If `a,b,c, in R` and equations `ax^(2) + bx + c =0` and `x^(2) + 2x + 9 = 0` have a common root then

To solve the problem, we need to find the relationship between the coefficients \(a\), \(b\), and \(c\) given that the equations \(ax^2 + bx + c = 0\) and \(x^2 + 2x + 9 = 0\) have a common root. ### Step-by-Step Solution: 1. **Identify the equations:** - Let \(f(x) = ax^2 + bx + c = 0\) - Let \(g(x) = x^2 + 2x + 9 = 0\) 2. **Assume a common root:** - Let \(\alpha\) be the common root of both equations.

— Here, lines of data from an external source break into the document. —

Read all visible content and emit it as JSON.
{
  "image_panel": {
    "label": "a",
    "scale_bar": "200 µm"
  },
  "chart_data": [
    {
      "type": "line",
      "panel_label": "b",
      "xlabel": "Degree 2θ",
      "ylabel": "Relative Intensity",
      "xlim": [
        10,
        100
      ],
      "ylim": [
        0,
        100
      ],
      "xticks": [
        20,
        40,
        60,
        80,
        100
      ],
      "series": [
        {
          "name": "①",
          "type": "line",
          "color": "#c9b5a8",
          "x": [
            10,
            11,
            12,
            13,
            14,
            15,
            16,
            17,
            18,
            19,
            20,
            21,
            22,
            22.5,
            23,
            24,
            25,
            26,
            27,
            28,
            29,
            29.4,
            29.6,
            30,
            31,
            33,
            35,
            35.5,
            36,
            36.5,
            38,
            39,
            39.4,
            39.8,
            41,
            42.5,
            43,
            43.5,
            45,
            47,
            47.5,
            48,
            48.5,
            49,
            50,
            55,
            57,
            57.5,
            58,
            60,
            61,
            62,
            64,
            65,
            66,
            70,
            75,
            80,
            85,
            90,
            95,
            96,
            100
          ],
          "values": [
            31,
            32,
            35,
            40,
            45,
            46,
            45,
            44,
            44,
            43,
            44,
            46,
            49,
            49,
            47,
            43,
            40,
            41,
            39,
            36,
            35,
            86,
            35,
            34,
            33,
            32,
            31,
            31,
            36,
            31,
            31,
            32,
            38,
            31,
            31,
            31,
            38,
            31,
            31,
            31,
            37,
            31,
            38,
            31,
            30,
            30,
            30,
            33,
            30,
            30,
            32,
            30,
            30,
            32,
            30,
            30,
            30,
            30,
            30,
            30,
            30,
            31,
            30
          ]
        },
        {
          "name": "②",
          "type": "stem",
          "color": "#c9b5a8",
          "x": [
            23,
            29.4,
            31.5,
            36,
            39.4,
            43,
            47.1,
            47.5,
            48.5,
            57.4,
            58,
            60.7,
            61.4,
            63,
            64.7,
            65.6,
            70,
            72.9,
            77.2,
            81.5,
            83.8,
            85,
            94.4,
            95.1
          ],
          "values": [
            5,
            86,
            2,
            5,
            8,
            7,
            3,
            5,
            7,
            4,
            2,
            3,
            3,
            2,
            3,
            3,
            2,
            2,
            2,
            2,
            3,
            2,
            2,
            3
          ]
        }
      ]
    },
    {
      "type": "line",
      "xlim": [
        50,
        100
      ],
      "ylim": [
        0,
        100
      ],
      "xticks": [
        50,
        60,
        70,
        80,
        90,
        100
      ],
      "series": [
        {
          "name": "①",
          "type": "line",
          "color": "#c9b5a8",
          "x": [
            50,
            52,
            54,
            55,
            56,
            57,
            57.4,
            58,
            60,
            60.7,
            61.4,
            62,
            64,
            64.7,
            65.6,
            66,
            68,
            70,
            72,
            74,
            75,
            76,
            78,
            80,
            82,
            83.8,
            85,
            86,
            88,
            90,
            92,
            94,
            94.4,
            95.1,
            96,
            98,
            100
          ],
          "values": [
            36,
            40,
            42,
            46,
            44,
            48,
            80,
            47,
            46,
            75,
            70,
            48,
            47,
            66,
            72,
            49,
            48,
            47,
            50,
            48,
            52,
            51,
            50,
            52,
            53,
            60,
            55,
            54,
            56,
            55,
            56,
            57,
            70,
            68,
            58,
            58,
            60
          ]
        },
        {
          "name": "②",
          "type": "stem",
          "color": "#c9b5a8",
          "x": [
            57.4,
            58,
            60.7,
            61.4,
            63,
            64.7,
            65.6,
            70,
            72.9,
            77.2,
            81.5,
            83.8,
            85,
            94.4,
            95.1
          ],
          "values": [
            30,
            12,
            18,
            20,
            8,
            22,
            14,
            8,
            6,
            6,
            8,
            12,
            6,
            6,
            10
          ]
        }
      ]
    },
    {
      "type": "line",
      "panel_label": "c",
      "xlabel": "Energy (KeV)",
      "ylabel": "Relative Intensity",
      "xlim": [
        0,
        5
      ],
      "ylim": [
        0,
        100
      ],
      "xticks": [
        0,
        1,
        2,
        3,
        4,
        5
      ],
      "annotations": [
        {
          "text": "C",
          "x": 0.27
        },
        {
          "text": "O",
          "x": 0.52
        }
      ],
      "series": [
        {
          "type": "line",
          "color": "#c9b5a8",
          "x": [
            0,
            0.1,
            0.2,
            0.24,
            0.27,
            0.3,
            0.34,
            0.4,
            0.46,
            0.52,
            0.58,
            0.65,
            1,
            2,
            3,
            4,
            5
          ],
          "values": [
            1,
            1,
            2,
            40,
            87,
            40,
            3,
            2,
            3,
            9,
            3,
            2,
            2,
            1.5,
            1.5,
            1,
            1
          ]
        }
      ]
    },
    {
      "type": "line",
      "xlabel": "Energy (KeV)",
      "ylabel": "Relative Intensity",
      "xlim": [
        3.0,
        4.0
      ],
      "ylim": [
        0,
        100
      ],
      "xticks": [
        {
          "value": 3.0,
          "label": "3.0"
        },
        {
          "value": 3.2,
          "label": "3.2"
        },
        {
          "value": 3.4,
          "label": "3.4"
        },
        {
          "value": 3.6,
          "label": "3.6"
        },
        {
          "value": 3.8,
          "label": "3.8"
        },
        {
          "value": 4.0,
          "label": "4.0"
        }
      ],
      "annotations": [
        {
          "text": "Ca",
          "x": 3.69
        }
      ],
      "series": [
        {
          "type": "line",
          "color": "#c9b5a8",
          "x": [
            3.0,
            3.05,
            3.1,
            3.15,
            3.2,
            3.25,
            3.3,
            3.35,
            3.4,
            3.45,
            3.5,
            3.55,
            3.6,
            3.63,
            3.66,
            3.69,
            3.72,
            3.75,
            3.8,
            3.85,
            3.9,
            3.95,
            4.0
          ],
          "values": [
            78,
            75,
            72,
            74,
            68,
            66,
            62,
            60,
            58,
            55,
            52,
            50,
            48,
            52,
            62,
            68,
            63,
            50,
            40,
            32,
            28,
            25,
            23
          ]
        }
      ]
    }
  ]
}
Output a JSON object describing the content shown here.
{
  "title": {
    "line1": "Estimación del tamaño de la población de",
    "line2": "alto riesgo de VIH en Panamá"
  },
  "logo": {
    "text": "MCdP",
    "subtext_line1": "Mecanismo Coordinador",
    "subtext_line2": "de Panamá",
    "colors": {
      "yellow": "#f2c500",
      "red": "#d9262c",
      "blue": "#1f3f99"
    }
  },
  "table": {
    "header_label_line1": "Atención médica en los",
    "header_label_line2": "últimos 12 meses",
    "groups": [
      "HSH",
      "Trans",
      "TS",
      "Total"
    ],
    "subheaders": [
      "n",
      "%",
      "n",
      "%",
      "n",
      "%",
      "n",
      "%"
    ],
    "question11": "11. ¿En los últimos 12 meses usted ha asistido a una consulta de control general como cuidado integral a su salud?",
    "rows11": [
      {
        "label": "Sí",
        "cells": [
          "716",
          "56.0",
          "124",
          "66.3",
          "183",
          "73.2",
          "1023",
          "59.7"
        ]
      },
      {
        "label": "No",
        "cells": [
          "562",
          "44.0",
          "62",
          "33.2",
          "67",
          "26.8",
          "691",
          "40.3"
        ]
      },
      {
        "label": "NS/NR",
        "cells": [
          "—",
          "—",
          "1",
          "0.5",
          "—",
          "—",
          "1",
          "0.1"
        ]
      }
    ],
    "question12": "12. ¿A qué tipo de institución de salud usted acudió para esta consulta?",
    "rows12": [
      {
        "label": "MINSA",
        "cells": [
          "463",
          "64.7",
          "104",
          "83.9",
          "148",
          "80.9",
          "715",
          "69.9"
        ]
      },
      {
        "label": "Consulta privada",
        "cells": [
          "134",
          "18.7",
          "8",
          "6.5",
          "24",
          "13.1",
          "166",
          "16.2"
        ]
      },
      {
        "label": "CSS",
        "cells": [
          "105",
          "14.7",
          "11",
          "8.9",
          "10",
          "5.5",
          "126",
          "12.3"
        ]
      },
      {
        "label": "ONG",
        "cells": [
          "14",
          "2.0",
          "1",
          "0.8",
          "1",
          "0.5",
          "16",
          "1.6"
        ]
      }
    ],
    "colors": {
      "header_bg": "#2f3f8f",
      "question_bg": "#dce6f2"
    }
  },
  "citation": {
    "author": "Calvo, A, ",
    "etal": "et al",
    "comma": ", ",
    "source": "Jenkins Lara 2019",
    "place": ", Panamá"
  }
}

Therefore, we have: \[ f(\alpha) = a\alpha^2 + b\alpha + c = 0 \] \[ g(\alpha) = \alpha^2 + 2\alpha + 9 = 0 \] 3. **Express \(g(\alpha) = 0\):** - From \(g(\alpha) = 0\), we can express: \[ \alpha^2 + 2\alpha + 9 = 0 \quad \text{(1)} \] 4. **Substitute \(\alpha^2\) from equation (1) into \(f(\alpha) = 0\):** - Rearranging equation (1): \[ \alpha^2 = -2\alpha - 9 \] - Substitute \(\alpha^2\) in \(f(\alpha)\): \[ f(\alpha) = a(-2\alpha - 9) + b\alpha + c = 0 \] - Expanding this gives: \[ -2a\alpha - 9a + b\alpha + c = 0 \] - Rearranging terms: \[ (-2a + b)\alpha + (c - 9a) = 0 \] 5. **Set coefficients to zero:** - Since this equation must hold for all values of \(\alpha\), both coefficients must equal zero: \[ -2a + b = 0 \quad \text{(2)} \] \[ c - 9a = 0 \quad \text{(3)} \] 6. **Solve the system of equations:** - From equation (2): \[ b = 2a \] - From equation (3): \[ c = 9a \] 7. **Express the ratios:** - Now we can express the ratios of \(a\), \(b\), and \(c\): \[ a : b : c = a : 2a : 9a = 1 : 2 : 9 \] ### Final Answer: The ratio of \(a\), \(b\), and \(c\) is: \[ \boxed{1 : 2 : 9} \]